I don’t know what it’s like to not want to lose weight. No matter how much I have written on body image, no matter how much I retweet Lane Bryant’s incredible, body-positive ads, and no matter how much therapy I’ve been in (ten years and counting…), I still struggle with my relationship to my body. From as early as I have memories, I remember knowing (As if it were even a fact to be known!) that I weighed, “too much.” The result has been that instead of solely harnessing the incredible power I have - as a woman, a sexual being, a writer, an actor, a feminist, an activist, a comedian, a human, a student - I have let a toxic entropy of self-distaste siphon away energy I could have used to change the world. Truly. In some messed up way, even writing this paragraph reinforces my narrative as “someone who struggles with weight,” instead of just being past it already. But I write it to prove one point: this shit is hard.

However, since the election, I have experienced a call to arms like I have never internalized before in my life. Recognizing that voice and choosing not to listen to it is a challenge that is no longer about me, it’s about something much, much larger than me.
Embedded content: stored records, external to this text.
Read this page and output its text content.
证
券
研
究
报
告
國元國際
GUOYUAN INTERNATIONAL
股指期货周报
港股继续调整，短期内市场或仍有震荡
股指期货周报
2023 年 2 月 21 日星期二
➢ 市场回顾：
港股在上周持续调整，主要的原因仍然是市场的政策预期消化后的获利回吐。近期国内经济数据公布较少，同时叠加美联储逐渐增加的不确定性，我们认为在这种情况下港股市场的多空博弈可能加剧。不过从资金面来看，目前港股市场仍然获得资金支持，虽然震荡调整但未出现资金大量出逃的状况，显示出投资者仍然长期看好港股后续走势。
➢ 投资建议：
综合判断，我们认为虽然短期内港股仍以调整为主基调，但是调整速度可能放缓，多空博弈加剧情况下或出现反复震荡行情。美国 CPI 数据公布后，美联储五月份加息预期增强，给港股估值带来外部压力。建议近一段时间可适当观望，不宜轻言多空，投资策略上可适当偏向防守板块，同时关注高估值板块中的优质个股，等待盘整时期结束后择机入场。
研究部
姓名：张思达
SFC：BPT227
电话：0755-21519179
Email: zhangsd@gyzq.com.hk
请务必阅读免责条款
I HAVE to heal myself, not for my own sake (though I fucking deserve it, and so do you), but in order to effectively fight systemic oppression, and expedite the uprising of a female-lead society, which is currently barrelling toward us. Which leads me to:

STEP TWO: Stop Giving Fucks

This is the hard part. I don’t take this lightly. Those voices can feel important and inescapable; if you have ever meditated you know that the mind will grab onto thought and convince you of its veracity in a very convincing way. The bad news is, those thoughts will not go away, at least not for a long time. The good news is, they don’t have to, you just have to change your relationship to them. And I have an idea for a way to address them that just might work.

Whether they are conscious of it or not, men like Trump, Pence and Bannon (or insert your favorite villains from the Cabinet of Deplorables) WANT you to be focused on your body image, so that they can maintain the status quo, and put more money and power in their pockets. They are terrified of you. They WANT you to be distracted at all times. But we can use what they stand for against them. Whenever you catch yourself negatively judging your own body, or the body of another, or comparing yourself to someone, say to yourself:

“Trump. Pence. Bannon.”

Seriously.

I look for the millionth time at the protuberance of my abdomen --

“Trump. Pence. Bannon.”

I notice the thighs of the person next to me --

“Trump. Pence. Bannon.”

I compare my skin to the skin of someone I know --

“Trump. Pence. Bannon.”

Do it often enough and eventually your mind will say, “Alright! I don’t want to say their wretched names any more, I give up! I’ll stop judging this body and others if you just stop saying those awful names!”

Maybe.

Understand this: this vile mantra is not meant as an admonishment for having these thoughts. These thoughts are going to happen no matter what you do. Instead, it is a little trick, to divert yourself back to the mission at hand, with the added bonus of nausea to kick things into high gear. If every time you catch yourself embedded in this brand of painful distraction, you are able to pull your focus back to your breath, to your body, to your surroundings, to your goals, then you have won. WE have won.

Change comes not in battalions, but single spies - every individual deciding to reject this pathology, could result in an unstoppable force for good. For women. For everyone.

Your body is spectacular. Believe that deeply, not to improve your quality of life, but to change the world.